I have raised my aspirations. I used to think about getting a job naming paint colors. Imagine sitting in a room all day with a blank sheet of paper in front of you and one of those 5-pound color spectrum charts. It’s 3-inches thick and has hundreds and hundreds of paint samples. Your job is to give attractive and, more importantly, marketable names to those colors that will entice people to pay $60 a gallon.
Sounds easy unless you’ve actually ever seen one of those sample books. My feng shui consultant Kim (just kidding, sort of) finally convinced me to repaint my living room. I’m sure she meant it kindly when she told me it was like a mausoleum. A particularly dark one. Her feng shui-ing went so far as to say I should not paint the room yellow or blue because…well, because. My feng shui is already on shaky ground because apparently I have the ugliest kitchen wallpaper ever pasted. In my defense, it goes well with the mausoleum. Kim, of course, owns her own sample book because … well, because.
I knew I was in trouble when the sample book had over fourteen pages of what the uninitiated would call white. Oh honey, white doesn’t sell. Dover white, ice white, off white, and eggshell. That’s what sells. Also Silence, Spring Breeze, Sorbet, and Sand. And that wasn’t even all of the esses. Bear in mind there are six samples per page. Let’s see … 14-times-six, carry the two, and that is a beau coup of whites, as we say in Troy.
Don’t tell Kim but I did sneak a peek at the blues and yellows. Then I hit upon the greens. There were dozens and dozens of greens. It was hopeless. Just to prove irony didn’t die the day Le Duc Tho won the Nobel Peace Prize, I settled on a color called “Restful Green.” I am not making this up. It’s a shade somewhere between light green and not light green and it’s very restful.
Even better than a job naming paint colors would be one naming new medicines. At least naming new medicines has some fairly strict guidelines. Any new medicine must have a truly bizarre name. The name must adhere to a minimum of two of the following: There must be a Q but no U. There must be a maximum of two vowels per word. Doubled vowels count as one, like in Quaalude. (Sorry about the U.) There must be a Z, a Y, or an X, preferably more than one and much preferably doubled such as Dozzyy.
The name of the medicine must go into an ad so annoying (ask your doctor today!) you want to commit TV commercial murder. The one with the people dancing around a fountain is the worst. I think they’re dancing. It’s possible it’s just an epidemic of St. Vitus disease and if that’s the case, there would be another weirdly named medicine to cure it.
Name me even one public fountain that people are allowed to dance on. It just doesn’t happen. Someone would slip and fall into the fountain while waiting for their cue to start dancing (five, six, seven, EIGHT!) There would be a big law suit with one of those firms that have the second most annoying ads. (Don’t call those out-of-town ambulance chasers.
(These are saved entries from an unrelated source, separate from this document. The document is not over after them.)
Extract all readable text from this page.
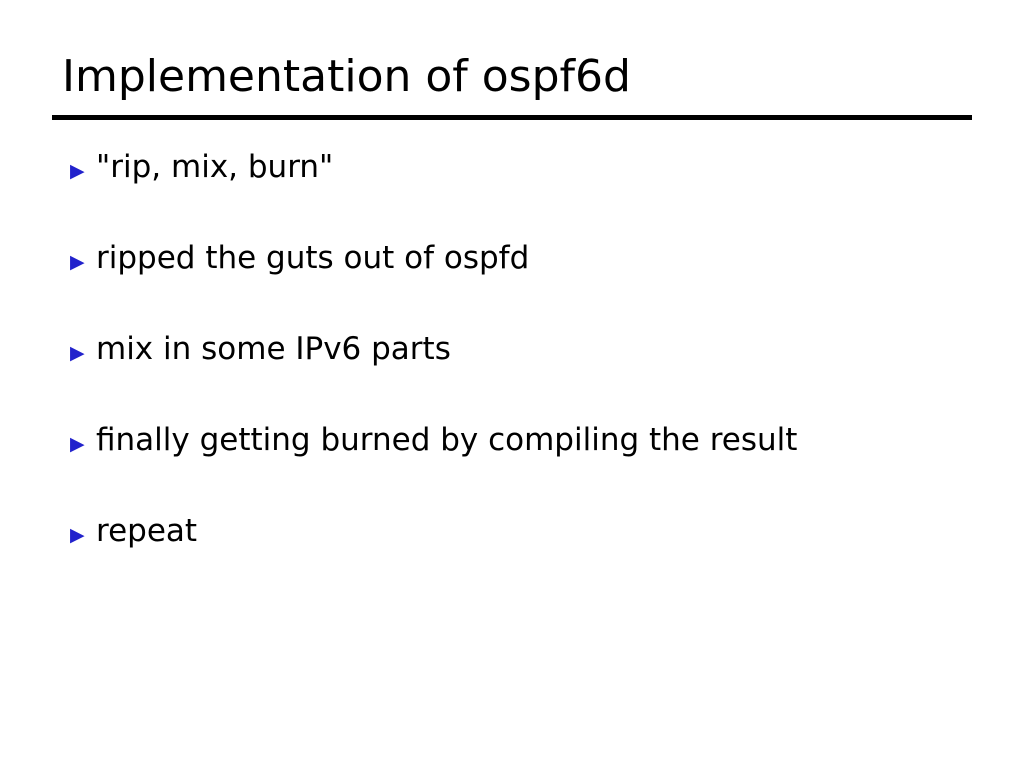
Implementation of ospf6d
▶ "rip, mix, burn"
▶ ripped the guts out of ospfd
▶ mix in some IPv6 parts
▶ finally getting burned by compiling the result
▶ repeat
Call us. Your local ambulance chasers.)
The medicine in the horrible fountain-dancing-frenzy ad is for diabetes. It says so in really big letters. In really small letters, it mentions that a side effect of the medicine, besides making you break into dance on public fountains, is gangrene in a very very private place that you really really do not want to have gangrene in. Listen, if I were marketing a product that made your you-know-what slough off, I’d put that unfortunate detail in small print, too. And certainly distract people with fountain dancing.
Marla Boone resides in Covington and writes for Miami Valley Today.